Auch wenn viele Katholiken noch verunsichert sind und dem Alten nachtrauern - die Debatten in Osnabrück über die Zukunft der Kirche lassen deutlich erkennen, dass der Wille, als Kirche ganz neue Wege zu gehen, da ist. Dabei scheuen immer mehr Engagierte auch nicht davor zurück, angesichts der existenziellen Herausforderung die katholische Unterscheidung zwischen Klerus und Laien zumindest stark zu relativieren. Diese Unterscheidung sei zwecklos, wenn sie dem Kerngeschäft der Kirche im Weg stehe, so Rainer Bucher. Diese Unterscheidung müsse zurücktreten, damit Menschen (auch ohne Priester) »das Brot miteinander brechen können«, so der Theologe Hermann Häring unter Verweis auf die Praxis vieler Katholiken in den Niederlanden.
Das ZdK will über diese und andere brennende Fragen ein öffentliches Zukunftsgespräch führen. In der Gemeinsamen Konferenz, in der Vertreter der Bischofskonferenz und des ZdK zusammenkommen, findet die Idee Zustimmung. Doch die Mehrheit der Bischofskonferenz bremst. Zum einen haben diese Bischöfe Angst, dass die alten, ungelösten Probleme auf den Tisch kommen - Zölibat, Frauenordination, Umgang mit wiederverheirateten Geschiedenen -, die man nicht mehr hören mag und für die man sich auch nicht zuständig fühlt; zum anderen sitzt der Ärger bei vielen Bischöfen tief, dass das ZdK in seiner breiten Mehrheit die Arbeit des Schwangerenberatungsvereins Donum vitae unterstützt - gegen den erklärten Willen der Bischöfe. »Man will sich nicht mit uns an einen Tisch setzen«, ist in Osnabrück am Donum-vitae-Stand zu hören.

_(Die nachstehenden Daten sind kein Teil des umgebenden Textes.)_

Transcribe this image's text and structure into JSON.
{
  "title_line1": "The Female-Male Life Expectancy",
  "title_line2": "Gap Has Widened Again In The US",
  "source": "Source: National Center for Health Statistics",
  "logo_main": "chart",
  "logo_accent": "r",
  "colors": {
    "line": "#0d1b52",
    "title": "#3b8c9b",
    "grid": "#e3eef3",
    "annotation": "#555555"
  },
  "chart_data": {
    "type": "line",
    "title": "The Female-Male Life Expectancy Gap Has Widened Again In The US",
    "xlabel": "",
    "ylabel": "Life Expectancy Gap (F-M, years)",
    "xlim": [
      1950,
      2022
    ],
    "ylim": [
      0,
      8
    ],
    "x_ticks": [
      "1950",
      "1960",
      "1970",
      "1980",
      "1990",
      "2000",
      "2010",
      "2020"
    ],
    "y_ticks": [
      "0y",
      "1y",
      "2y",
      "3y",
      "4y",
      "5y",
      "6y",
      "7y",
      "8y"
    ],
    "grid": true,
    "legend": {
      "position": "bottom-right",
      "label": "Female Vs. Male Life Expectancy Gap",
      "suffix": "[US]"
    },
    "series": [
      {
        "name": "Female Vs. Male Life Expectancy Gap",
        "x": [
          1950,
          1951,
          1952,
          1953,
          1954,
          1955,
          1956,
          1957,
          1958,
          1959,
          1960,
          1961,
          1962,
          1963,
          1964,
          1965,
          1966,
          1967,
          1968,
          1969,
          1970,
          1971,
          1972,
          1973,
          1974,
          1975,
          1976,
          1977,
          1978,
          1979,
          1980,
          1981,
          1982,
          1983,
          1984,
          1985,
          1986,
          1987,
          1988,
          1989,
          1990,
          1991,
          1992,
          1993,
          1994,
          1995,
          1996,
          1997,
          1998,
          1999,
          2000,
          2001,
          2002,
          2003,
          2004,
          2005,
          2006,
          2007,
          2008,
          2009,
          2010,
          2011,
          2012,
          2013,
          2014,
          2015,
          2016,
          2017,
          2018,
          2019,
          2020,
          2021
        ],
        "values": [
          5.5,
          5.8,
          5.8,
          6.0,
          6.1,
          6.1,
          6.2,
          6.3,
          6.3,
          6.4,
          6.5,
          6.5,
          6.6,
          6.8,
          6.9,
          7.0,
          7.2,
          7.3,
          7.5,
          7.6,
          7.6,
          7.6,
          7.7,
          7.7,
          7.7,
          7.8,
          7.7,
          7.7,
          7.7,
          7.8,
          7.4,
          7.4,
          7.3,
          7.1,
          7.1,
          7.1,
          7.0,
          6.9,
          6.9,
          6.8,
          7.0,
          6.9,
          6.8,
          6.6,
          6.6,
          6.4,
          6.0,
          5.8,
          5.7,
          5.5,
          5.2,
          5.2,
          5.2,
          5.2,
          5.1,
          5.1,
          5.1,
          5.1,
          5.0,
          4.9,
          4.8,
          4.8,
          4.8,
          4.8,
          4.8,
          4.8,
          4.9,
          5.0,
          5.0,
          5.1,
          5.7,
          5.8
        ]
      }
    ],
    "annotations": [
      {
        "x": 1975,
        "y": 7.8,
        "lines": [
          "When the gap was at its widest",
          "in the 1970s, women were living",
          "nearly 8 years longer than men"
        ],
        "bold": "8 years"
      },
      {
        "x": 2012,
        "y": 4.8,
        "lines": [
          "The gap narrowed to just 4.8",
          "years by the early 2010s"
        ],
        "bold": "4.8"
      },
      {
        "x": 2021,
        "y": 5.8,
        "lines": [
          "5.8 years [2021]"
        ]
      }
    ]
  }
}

Aus dem ZdK wiederum ist zu vernehmen, dass man das Zukunftsgespräch auf jeden Fall will. »Den Bistümern fehlt eine gemeinsame Vision«, klagt ZdK-Vizepräsident Heinz-Wilhelm Brockmann. Und seine Kollegin Claudia Lücking-Michel bekennt im Gesprächszelt der Kirchenvolksbewegung offen: »Es ist Feuer unterm Dach!« Im Herbst soll darüber ausführlich debattiert werden. Der Vorsitzende der Bischofskonferenz, der Freiburger Erzbischof Robert Zollitsch, soll - so ist zu hören - den Vorschlag gar nicht so abwegig finden. Doch er muss seine skeptischen Mitbrüder überzeugen. Ob das ZdK willens ist und die Kraft hat, ein solches pastorales Zukunftsgespräch in eigener Regie durchzuführen, ist offen. Für die Streiter von Wir sind Kirche und IKvu jedenfalls ist klar: Veränderungen in der Kirche müssen von unten angestoßen werden - besonders, wenn man für den Glauben »brennt«.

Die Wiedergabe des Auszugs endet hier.